Inside 'the Moffatt memory bank': Tracey Moffatt's storytelling through art


As Australia marks the 50th anniversary of the Indigenous referendum, artist Tracey Moffatt reflects on her success that she puts down to hard work.

Tracey Moffatt is one of Australia's most successful artists, both nationally and internationally.

Her films have screened at Cannes Film Festival and she has exhibited work in New York and Paris and now her work in being showcased at the most significant art event in the world, the Venice Biennale.

The Brisbane-born artist is the first Indigenous person to have a solo exhibition showcased in the Australian pavilion at the Venice Biennale.

Her exhibition, titled My Horizon, is a culmination of 16 months of work and includes two new series of photographs and two videos.

Tracey Moffatt
Tracey Moffatt is the first Indigenous person to have a solo exhibition showcased in the Australian pavilion at the Venice Biennale.
SBS News

Moffatt says each work portrays the social issues of our time, including the plight of refugees and Indigenous rights, as seen through her eyes.
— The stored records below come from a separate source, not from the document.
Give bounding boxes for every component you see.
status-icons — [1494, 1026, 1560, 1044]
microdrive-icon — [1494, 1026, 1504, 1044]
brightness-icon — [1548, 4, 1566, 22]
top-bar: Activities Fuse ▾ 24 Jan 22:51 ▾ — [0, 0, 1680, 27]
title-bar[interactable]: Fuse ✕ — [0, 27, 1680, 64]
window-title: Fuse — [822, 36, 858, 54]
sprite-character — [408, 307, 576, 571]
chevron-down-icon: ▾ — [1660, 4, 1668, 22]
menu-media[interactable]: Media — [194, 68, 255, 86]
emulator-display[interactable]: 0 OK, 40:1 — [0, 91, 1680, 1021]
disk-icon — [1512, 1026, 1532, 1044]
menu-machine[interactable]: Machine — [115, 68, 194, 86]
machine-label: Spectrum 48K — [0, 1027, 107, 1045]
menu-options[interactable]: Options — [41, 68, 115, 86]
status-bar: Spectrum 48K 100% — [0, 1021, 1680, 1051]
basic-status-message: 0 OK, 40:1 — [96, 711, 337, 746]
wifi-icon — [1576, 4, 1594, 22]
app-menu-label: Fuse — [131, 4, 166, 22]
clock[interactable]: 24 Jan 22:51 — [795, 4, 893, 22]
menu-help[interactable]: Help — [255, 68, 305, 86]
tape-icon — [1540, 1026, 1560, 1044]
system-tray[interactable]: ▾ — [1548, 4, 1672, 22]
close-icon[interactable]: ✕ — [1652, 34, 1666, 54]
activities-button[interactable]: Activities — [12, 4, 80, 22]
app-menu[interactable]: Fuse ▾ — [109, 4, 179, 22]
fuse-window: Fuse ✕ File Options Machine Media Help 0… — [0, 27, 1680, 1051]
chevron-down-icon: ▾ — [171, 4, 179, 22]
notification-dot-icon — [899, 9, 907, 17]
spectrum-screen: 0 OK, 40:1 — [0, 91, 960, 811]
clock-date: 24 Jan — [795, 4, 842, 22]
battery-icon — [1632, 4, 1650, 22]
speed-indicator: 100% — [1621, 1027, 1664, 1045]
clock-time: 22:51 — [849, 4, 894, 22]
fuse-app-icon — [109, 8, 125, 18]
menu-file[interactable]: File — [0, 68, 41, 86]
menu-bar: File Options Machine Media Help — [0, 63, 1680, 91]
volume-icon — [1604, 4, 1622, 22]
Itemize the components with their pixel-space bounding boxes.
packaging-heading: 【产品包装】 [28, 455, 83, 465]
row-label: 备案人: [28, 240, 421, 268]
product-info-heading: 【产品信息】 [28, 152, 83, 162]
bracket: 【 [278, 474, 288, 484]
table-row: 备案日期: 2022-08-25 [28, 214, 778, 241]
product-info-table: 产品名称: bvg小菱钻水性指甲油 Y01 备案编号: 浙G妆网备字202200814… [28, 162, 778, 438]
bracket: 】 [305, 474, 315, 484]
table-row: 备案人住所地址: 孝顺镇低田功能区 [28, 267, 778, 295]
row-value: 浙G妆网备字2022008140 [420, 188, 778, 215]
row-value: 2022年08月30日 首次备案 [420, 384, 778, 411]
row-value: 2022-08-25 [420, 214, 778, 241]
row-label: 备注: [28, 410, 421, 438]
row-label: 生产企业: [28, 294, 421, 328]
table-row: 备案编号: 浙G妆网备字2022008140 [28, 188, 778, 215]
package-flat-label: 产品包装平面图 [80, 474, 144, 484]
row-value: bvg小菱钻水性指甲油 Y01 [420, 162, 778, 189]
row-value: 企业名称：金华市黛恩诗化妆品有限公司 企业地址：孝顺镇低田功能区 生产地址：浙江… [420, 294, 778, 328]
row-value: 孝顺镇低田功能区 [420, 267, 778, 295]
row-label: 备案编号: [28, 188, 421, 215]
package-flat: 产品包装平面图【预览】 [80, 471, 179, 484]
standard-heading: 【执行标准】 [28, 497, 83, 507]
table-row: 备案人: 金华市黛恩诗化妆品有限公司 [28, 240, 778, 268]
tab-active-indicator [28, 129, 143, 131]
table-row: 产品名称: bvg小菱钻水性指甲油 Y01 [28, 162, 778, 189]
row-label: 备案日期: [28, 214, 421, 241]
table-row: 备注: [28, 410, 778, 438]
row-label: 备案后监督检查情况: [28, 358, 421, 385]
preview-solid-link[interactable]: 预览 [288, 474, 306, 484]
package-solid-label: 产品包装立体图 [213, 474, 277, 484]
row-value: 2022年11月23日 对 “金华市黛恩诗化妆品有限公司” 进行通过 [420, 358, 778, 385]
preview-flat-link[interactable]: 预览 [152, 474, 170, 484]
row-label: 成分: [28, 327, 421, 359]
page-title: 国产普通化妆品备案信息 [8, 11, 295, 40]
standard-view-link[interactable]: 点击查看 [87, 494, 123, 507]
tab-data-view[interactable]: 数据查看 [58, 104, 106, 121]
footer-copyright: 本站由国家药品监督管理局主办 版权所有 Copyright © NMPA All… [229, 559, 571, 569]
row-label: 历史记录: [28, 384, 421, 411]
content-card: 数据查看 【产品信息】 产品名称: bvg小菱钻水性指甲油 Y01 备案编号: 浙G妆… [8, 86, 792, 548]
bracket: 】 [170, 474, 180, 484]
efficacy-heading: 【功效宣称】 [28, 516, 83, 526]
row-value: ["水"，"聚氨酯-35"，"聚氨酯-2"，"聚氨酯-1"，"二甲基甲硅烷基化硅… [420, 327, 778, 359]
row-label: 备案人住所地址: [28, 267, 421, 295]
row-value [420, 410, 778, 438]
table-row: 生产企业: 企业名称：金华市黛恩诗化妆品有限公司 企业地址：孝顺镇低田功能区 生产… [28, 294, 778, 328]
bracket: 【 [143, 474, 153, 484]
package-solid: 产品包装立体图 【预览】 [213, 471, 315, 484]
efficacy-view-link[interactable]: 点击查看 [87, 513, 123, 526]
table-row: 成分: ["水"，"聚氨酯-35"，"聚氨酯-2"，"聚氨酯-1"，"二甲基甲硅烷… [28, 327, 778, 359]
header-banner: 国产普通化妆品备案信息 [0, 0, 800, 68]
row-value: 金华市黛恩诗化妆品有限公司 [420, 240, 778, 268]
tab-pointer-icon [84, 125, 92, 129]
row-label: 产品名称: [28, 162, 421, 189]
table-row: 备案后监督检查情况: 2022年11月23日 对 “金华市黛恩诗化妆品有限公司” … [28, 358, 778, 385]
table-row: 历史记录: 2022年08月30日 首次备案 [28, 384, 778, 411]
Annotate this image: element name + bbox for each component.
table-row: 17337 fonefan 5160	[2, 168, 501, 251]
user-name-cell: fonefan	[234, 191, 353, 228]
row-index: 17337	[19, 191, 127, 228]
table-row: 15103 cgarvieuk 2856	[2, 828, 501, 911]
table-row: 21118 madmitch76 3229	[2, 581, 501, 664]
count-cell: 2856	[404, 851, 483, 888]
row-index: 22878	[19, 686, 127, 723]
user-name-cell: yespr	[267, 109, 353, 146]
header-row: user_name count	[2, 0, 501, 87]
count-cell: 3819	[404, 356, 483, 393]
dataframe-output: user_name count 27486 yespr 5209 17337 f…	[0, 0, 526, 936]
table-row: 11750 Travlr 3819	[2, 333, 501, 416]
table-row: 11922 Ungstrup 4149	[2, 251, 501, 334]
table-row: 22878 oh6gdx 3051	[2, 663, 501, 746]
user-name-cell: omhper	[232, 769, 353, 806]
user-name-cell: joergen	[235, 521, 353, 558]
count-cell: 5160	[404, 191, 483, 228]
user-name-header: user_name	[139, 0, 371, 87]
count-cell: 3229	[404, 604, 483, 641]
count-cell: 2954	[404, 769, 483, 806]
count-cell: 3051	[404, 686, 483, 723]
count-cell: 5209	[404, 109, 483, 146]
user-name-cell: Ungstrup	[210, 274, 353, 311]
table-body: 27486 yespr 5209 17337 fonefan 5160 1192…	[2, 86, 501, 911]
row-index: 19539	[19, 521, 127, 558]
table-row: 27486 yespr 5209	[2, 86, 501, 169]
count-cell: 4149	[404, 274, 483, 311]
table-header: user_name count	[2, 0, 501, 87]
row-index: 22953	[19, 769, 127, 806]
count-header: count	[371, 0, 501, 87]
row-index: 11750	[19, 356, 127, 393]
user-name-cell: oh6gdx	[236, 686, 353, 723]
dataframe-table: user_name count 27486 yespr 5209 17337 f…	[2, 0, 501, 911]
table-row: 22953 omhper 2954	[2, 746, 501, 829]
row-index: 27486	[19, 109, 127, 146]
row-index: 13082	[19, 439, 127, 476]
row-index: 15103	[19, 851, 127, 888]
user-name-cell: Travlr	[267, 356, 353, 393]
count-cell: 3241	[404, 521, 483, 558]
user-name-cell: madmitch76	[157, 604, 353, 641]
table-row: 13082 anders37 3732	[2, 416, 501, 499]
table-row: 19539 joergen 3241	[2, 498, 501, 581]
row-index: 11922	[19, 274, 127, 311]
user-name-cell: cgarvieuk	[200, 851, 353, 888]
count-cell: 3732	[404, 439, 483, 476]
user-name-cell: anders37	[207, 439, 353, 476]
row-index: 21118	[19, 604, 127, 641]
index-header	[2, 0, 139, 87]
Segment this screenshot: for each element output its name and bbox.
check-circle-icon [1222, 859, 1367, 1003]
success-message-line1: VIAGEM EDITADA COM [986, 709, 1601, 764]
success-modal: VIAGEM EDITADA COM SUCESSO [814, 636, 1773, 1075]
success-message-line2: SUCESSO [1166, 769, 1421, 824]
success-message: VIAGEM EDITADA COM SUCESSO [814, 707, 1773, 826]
“The story a Body Remembers is a little bit based on my family history," she said.

"My Aboriginal great-grandmother worked on a cattle property in outback Queensland she was a cook. Then my mother also worked as a domestic. 

“In the end inspiration comes out of my Moffatt brain, the Moffatt memory bank.”

Venice Biennale

Over the past 25 years, Moffatt has produced a cohesive body of work, holding around 100 solo exhibitions in Europe, the US and Australia.

She says she always draws on inspiration from her background as an Indigenous Australian.

“In traditional Aboriginal culture everyone was an artist, you know, no -one wasn't an artist, so I think my confidence since I was a kid in my play with backyard photography and so on, and my make believe and set up, confidence comes from that,” Moffatt said.

Tracey Moffatt's Bedevil
A scene from Tracey Moffatt's 'Bedevil'
SBS Movies

Curator Natalie King says Moffatt’s work is like no-one else’s in the world.

“She's a female artist, she's an Indigenous artist, she's a global artist and she in many ways takes the tempo of our times by looking at ideas of journeys, of displacement, of loss, of longing. I think her work is incredibly universal and open,” Ms King said.

Moffatt says each series devolves upon an unwritten narrative, a story implied, but never stated.

While the powerful expression in her work will always refer to her heritage, she says she never wants to be defined by race.